USS Clueless CDMA FAQ -- Does operating in a fringe area drain my battery faster?

  USS Clueless

             Voyages of a restless mind

Main:
normal
long
no graphics

Contact
Log archives
Best log entries
Other articles

Site Search

Does my CDMA phone drain the battery faster if I'm operating in a fringe area?

Short answer: Maybe.

Long answer: Depends on how "fringe" your fringe area is.

CDMA generally doesn't degrade gradually as the situation gets worse. Rather, it continues to operate nominally up to a point, then degrades quite rapidly. It's sort of a cliff. This is quite unlike for instance AMPS (the old analog cellular system). As signal strength degrades, AMPS audio gets gradually worse in a fairly linear fashion. As signal strength degrades with CDMA, there is (or should be) no noticeable change in the sound quality until it suddenly gets dramatically worse and the call drops.

So it is with CDMA idle mode. Begin with the fact that cell sectors are often somewhat small and that you can carry your phone from one to another quite easily. When this happens, the phone has to switch from one to another so that it can keep listening for an incoming page, which indicate that you have a phone call coming in.

Since the phone doesn't have any way to keep track physically of where it is, and doesn't know the physical layout of the cell system in any case, what it does is monitor the signal strength of the cell it's on. As long as that strength is adequate to permit highly reliable reception of pages, the phone is happy and sits in what is known as slotted sleep, a mode of operation which is extremely efficient in use of energy.

But suppose that you get in your car and drive from one cell to another.
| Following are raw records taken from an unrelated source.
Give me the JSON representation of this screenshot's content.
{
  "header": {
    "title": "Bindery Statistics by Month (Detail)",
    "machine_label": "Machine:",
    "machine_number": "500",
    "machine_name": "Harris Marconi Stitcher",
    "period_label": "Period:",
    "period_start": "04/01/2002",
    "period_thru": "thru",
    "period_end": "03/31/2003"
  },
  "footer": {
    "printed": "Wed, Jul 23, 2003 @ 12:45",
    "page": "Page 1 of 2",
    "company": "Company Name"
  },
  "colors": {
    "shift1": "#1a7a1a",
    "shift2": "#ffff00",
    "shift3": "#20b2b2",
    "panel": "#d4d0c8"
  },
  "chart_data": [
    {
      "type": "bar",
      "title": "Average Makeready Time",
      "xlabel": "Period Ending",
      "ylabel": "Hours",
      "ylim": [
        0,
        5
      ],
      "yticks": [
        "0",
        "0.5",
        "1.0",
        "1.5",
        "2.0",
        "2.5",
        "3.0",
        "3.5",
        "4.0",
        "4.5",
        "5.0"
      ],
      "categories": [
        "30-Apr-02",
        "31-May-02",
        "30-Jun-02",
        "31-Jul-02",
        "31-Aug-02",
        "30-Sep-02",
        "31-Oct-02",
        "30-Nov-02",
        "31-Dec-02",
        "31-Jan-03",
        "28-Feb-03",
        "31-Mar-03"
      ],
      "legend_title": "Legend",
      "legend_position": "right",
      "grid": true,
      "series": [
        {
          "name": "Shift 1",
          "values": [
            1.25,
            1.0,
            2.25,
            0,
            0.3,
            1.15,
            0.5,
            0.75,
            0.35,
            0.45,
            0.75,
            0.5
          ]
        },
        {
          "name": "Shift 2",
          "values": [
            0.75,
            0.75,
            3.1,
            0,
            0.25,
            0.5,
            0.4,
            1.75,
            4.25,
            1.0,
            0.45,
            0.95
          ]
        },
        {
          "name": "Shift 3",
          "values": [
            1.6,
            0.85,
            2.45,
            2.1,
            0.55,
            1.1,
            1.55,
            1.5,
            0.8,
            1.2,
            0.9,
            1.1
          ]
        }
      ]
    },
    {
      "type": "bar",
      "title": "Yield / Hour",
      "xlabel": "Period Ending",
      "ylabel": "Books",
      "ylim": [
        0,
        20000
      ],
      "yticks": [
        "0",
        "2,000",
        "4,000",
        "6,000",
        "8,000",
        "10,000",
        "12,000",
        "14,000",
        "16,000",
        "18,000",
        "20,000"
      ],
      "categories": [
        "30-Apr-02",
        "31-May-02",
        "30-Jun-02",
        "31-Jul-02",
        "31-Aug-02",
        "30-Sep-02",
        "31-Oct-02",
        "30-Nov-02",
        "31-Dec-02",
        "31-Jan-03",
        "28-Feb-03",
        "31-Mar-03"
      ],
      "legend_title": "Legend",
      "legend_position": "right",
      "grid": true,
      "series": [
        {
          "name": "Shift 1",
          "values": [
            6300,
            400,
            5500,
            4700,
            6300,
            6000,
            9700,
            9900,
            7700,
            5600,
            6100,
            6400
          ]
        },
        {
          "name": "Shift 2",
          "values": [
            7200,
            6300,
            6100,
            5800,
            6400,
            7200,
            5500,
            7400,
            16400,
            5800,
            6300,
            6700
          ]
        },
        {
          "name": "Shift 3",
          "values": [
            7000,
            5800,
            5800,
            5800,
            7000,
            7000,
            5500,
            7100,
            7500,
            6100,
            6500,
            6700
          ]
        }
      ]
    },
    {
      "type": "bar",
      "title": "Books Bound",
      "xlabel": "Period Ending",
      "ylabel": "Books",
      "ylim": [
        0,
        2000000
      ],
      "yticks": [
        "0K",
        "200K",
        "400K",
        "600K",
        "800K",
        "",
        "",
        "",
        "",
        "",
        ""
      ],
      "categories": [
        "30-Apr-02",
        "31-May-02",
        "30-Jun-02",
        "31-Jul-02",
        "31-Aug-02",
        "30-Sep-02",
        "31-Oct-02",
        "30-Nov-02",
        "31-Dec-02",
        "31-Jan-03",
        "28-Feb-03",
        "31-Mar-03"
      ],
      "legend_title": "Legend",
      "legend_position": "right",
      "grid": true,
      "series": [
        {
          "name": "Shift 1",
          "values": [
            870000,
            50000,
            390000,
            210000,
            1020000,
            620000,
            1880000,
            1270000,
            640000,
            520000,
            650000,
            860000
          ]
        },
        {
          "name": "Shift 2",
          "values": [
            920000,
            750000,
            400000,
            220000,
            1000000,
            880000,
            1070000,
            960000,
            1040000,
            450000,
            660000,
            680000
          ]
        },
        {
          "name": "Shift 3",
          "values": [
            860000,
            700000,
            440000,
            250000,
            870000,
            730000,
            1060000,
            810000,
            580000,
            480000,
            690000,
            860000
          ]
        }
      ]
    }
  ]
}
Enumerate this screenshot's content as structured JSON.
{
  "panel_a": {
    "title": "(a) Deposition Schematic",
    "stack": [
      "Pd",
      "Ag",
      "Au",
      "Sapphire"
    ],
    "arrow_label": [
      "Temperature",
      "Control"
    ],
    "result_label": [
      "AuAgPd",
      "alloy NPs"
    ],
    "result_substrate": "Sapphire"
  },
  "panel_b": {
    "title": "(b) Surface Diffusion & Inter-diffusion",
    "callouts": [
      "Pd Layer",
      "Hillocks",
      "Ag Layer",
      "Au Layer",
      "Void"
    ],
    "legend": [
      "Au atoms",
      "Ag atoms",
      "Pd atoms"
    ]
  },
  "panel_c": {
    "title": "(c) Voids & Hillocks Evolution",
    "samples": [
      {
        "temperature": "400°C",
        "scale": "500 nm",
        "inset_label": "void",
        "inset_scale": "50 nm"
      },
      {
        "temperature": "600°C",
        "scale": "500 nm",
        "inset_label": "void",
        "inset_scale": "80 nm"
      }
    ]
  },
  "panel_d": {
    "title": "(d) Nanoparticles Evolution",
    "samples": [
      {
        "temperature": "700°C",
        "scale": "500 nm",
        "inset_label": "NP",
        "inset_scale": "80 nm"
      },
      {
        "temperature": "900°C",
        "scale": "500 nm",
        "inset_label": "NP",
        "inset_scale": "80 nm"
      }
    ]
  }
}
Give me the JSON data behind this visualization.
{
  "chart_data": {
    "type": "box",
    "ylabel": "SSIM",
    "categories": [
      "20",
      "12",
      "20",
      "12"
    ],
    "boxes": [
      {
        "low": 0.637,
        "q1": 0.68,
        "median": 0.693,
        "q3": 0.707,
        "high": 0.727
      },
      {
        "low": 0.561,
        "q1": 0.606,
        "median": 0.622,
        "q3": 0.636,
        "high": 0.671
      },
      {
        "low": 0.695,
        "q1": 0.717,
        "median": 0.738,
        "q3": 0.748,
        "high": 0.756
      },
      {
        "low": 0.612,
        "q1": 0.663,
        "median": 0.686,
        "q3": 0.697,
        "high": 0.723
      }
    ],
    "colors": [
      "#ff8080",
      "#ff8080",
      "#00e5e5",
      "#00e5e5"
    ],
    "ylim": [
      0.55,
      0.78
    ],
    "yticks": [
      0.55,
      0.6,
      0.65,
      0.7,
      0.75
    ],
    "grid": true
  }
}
As your phone moves away from the first cell, the signal strength will begin to fade. Eventually it will reach a point where reception of pages is no longer reliable. Sometime before that point, the phone will begin to search to see if it might be able to find a different cell or sector which might have a stronger signal. If it didn't do this, once it left the first sector you'd be out of contact with the cell system and would no longer receive incoming calls.

This process is called searching, and in a well built-out system it ordinarily doesn't take long for the phone to find a new cell. (That's because the cell tells the phones periodically which neighbors to look for on the paging channel. So the phone has a limited list of PN offsets to check to look for neighbors.) Once it finds a better one, it performs an idle handoff which means that it begins to listen to the new cell instead. (If the new cell is in a different zone than the old one was, the phone will turn its transmitter on briefly and register with the new cell, announcing to the cell system that it has moved. If it remains in the same zone, registration is not needed.)

The point I'm trying to demonstrate is that searching is necessary in order to make your mobile CDMA phone truly mobile. The problem is when you happen to be sitting still in an area where signal strength is poor, such as at the very edge of the system.

The phone can't easily differentiate this case from the previous one. What it knows is that the signal strength of the cell it's been listening to isn't sufficiently high. So it listens to try to find another cell, but it can't find any alternatives either. Oh, well, try again later – a few seconds later.

All that searching requires keeping the receiver in the phone on, which means that power is being consumed at a much higher rate than in the normal idle mode. The phone has to keep doing this, because it has to try to find a better cell if it can.

Now this behavior definitely depends on a threshold, and thus you can get big differences in results from small changes in the environment. The same phone in the same location can act differently at different times of the day. Two phones at the same location may act differently depending on how sensitive their receivers are. Moving the phone as little as 6 feet can change it, because microwaves are highly linear and you might move into or out of a shadow of some object between the phone and the cell tower. (Some people have reported that they can lose the carrier when in the drive-through line at a hamburger stand. That's because of the metal stoves or large refrigerators inside the store, which act as excellent shielding. If placement of the phone, stove and antenna are just right, the signal level can drop precipitously.)

So whether or not your battery gets chewed up like this depends critically on just how bad the signal is at the location where you operate your phone.